Autoridades dos EUA Estão a Redigir uma Proibição de Componentes de Datacenters Chineses Devido a Preocupações com IA
A administração Trump quer bloquear as importações de peças de fibra óptica chinesas essenciais que mantêm os datacenters de IA em funcionamento. Eis o que isso significa e por que é importante.

Pontos-chave
- A administração Trump está a redigir uma proibição às importações pelos EUA de novos modelos de transceptores ópticos chineses, os componentes que movem dados dentro dos datacenters de IA.
- Quatro fontes familiarizadas com o plano disseram à Reuters que a Comissão Federal de Comunicações está a liderar o esforço.
- As autoridades esperam publicar a medida antes do final de 2025.
- O movimento segue crescentes preocupações dos EUA sobre os rápidos avanços da China em tecnologia de inteligência artificial.
Imagine o interior de um grande datacenter de IA, um armazém do tamanho de um edifício repleto de computadores que treinam e executam sistemas de IA. Cada pedaço de dados que voa entre essas máquinas viaja ao longo de finos cabos de vidro chamados linhas de fibra óptica. Os pequenos dispositivos que empurram dados para esses cabos e os removem na outra extremidade são chamados transceptores ópticos. São pequenos, baratos e quase invisíveis ao público. Também importam enormemente.
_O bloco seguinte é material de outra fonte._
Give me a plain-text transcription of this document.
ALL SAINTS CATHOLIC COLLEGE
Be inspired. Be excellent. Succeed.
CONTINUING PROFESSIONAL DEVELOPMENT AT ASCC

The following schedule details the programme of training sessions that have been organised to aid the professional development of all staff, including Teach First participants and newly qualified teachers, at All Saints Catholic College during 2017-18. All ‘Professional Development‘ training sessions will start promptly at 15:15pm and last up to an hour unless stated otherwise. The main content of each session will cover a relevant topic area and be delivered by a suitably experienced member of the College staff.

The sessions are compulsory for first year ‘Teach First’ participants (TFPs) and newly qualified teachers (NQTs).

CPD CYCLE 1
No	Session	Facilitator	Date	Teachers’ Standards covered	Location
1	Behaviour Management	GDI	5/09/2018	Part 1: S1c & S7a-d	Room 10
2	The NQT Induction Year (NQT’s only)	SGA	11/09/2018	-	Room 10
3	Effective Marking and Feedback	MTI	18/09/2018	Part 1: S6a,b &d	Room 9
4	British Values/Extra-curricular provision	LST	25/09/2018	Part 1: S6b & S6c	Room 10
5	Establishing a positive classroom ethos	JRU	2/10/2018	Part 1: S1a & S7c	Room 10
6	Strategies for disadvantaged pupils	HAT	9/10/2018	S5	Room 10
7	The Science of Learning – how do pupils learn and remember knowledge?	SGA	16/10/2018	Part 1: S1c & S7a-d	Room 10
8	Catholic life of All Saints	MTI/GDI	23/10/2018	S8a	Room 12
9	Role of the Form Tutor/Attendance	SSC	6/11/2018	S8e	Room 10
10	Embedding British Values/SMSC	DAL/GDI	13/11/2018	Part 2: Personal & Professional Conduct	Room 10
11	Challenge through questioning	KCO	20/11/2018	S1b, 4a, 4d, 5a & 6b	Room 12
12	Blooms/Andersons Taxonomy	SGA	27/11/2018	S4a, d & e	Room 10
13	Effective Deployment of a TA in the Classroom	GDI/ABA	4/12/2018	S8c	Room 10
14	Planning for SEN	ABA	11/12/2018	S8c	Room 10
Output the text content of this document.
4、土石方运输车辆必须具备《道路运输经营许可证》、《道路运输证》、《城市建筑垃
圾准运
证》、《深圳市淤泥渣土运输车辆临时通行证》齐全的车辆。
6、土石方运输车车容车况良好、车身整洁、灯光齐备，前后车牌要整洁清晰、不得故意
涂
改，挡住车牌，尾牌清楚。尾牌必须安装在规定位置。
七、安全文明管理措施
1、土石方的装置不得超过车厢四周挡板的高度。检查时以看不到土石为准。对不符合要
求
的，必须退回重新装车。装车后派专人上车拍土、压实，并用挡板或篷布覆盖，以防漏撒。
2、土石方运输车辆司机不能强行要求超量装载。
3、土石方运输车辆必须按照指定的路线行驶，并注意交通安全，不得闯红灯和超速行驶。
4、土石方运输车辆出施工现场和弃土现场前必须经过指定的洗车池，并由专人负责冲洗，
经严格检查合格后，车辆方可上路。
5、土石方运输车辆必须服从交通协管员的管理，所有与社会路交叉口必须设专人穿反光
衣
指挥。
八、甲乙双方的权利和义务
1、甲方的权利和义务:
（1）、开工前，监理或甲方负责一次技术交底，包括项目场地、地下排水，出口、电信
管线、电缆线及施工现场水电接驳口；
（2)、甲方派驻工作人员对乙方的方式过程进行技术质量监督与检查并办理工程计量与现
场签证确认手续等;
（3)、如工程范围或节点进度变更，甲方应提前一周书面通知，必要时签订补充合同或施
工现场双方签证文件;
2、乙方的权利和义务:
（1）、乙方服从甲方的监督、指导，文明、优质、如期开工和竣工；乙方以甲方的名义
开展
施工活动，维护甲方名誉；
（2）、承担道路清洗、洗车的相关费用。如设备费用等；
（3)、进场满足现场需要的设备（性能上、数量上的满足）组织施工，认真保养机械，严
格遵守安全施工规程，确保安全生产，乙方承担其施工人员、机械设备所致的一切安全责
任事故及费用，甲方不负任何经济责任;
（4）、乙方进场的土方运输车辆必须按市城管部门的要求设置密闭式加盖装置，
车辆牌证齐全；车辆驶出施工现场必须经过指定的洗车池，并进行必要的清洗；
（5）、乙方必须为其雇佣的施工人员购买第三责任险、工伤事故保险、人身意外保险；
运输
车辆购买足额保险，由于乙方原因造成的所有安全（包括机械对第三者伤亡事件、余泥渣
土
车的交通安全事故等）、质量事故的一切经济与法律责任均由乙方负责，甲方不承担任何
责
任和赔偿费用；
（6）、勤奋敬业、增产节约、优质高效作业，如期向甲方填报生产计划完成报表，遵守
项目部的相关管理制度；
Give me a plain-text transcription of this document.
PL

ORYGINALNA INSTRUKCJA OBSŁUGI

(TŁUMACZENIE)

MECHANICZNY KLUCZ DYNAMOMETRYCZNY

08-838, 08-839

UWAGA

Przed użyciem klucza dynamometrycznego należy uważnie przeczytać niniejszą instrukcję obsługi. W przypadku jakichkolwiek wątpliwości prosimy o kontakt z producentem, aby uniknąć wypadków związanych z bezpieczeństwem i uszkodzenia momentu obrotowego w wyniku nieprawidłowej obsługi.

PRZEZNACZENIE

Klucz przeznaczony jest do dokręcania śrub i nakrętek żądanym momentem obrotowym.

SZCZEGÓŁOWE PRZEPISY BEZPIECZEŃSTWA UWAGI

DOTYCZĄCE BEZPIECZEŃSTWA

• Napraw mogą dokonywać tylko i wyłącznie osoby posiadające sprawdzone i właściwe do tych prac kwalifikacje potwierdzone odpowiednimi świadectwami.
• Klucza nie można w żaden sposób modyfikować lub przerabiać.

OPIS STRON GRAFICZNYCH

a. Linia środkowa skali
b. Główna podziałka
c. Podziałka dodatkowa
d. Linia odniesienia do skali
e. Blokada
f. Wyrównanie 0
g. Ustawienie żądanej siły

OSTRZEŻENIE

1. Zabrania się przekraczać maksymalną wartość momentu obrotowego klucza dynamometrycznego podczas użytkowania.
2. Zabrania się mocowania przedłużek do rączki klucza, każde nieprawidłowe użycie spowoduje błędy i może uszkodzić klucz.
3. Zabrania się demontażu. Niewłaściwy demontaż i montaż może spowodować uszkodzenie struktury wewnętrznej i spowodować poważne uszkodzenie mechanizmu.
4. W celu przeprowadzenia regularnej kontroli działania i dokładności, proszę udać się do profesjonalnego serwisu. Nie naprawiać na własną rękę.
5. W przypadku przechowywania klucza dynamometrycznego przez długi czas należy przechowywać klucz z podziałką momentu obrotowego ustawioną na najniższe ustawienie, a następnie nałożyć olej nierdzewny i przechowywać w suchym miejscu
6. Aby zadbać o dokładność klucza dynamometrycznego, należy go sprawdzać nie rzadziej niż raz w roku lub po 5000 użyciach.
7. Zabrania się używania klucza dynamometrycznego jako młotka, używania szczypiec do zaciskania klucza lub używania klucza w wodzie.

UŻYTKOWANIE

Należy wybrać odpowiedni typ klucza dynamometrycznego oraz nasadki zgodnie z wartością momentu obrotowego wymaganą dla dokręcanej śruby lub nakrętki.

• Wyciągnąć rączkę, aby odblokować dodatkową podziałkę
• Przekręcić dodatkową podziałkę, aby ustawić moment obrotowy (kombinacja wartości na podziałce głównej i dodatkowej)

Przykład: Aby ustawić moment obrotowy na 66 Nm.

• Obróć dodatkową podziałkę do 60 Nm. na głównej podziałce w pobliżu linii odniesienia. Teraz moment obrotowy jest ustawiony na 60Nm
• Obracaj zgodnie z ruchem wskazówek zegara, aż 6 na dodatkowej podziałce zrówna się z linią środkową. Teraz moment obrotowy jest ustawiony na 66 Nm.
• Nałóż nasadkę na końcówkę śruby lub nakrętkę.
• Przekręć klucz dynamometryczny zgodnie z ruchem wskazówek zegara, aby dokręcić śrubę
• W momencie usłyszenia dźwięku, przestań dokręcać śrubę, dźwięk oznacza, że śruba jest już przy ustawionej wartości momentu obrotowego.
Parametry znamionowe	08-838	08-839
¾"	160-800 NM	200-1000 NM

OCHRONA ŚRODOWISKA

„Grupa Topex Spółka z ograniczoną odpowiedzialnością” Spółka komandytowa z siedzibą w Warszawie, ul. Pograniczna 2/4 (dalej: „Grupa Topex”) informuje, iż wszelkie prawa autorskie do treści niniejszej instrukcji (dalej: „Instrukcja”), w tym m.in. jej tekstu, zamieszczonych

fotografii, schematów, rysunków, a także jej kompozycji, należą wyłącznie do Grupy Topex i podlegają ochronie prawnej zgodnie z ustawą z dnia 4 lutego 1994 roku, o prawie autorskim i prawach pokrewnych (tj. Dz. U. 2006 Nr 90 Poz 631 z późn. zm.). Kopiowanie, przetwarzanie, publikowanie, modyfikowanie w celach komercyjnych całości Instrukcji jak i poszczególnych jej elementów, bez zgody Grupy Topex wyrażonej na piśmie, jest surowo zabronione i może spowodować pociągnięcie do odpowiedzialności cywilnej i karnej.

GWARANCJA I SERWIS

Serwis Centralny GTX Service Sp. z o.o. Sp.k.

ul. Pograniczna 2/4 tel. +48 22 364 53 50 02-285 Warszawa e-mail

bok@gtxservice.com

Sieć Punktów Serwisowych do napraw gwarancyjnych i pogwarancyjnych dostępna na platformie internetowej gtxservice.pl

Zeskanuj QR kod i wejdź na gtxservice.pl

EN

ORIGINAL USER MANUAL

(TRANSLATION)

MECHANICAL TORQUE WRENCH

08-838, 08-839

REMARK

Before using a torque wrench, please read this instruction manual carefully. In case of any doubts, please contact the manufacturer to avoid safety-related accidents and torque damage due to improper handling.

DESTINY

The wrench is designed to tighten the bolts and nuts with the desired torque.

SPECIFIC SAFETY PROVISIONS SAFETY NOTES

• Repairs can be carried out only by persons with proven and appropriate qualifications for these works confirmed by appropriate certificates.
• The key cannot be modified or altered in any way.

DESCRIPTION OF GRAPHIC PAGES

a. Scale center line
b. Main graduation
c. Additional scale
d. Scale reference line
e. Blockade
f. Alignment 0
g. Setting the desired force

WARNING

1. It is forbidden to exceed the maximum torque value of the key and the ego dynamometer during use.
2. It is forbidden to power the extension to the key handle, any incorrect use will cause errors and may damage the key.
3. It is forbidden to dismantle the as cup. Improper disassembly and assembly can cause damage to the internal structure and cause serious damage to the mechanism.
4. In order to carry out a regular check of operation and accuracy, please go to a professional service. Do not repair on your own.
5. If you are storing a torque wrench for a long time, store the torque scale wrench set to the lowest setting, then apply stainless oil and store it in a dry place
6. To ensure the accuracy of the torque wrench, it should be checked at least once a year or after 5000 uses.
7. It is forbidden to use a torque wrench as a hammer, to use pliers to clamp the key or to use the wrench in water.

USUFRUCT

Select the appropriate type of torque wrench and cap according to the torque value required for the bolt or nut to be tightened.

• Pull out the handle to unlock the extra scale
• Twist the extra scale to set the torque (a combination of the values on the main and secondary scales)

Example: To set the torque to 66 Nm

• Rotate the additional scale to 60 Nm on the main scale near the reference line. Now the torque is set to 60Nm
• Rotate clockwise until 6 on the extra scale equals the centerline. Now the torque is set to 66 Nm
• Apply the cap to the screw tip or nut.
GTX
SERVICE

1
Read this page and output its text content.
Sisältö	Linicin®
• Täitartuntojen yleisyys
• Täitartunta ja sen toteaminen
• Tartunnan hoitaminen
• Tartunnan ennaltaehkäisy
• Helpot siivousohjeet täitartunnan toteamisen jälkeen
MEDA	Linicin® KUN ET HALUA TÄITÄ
Agora a administração Trump quer impedir que novas versões chinesas dessas peças entrem nos Estados Unidos.
Quatro pessoas familiarizadas com o plano disseram à Reuters que a Comissão Federal de Comunicações, o órgão do governo dos EUA que supervisiona as telecomunicações, está a redigir uma regra para bloquear as importações de novos transceptores ópticos chineses. As autoridades têm como objetivo publicar a medida este ano, de acordo com a Guardian AI, que foi a primeira a relatar a história.
Por que Washington se preocupa com uma pequena peça de fibra óptica?
A preocupação não é o transceptor em si. É o que funciona em cima dele.
Os sistemas de IA precisam de datacenters, e os datacenters precisam de conexões rápidas e fiáveis entre as suas máquinas. Os transceptores ópticos são o que tornam isso possível, movendo dados à velocidade da luz através de cabos de fibra óptica. Se um componente de fabrico estrangeiro estiver no coração dessa rede, as autoridades dos EUA temem que possa criar riscos de segurança ou dar a um país rival uma visão de como a infraestrutura de IA americana funciona.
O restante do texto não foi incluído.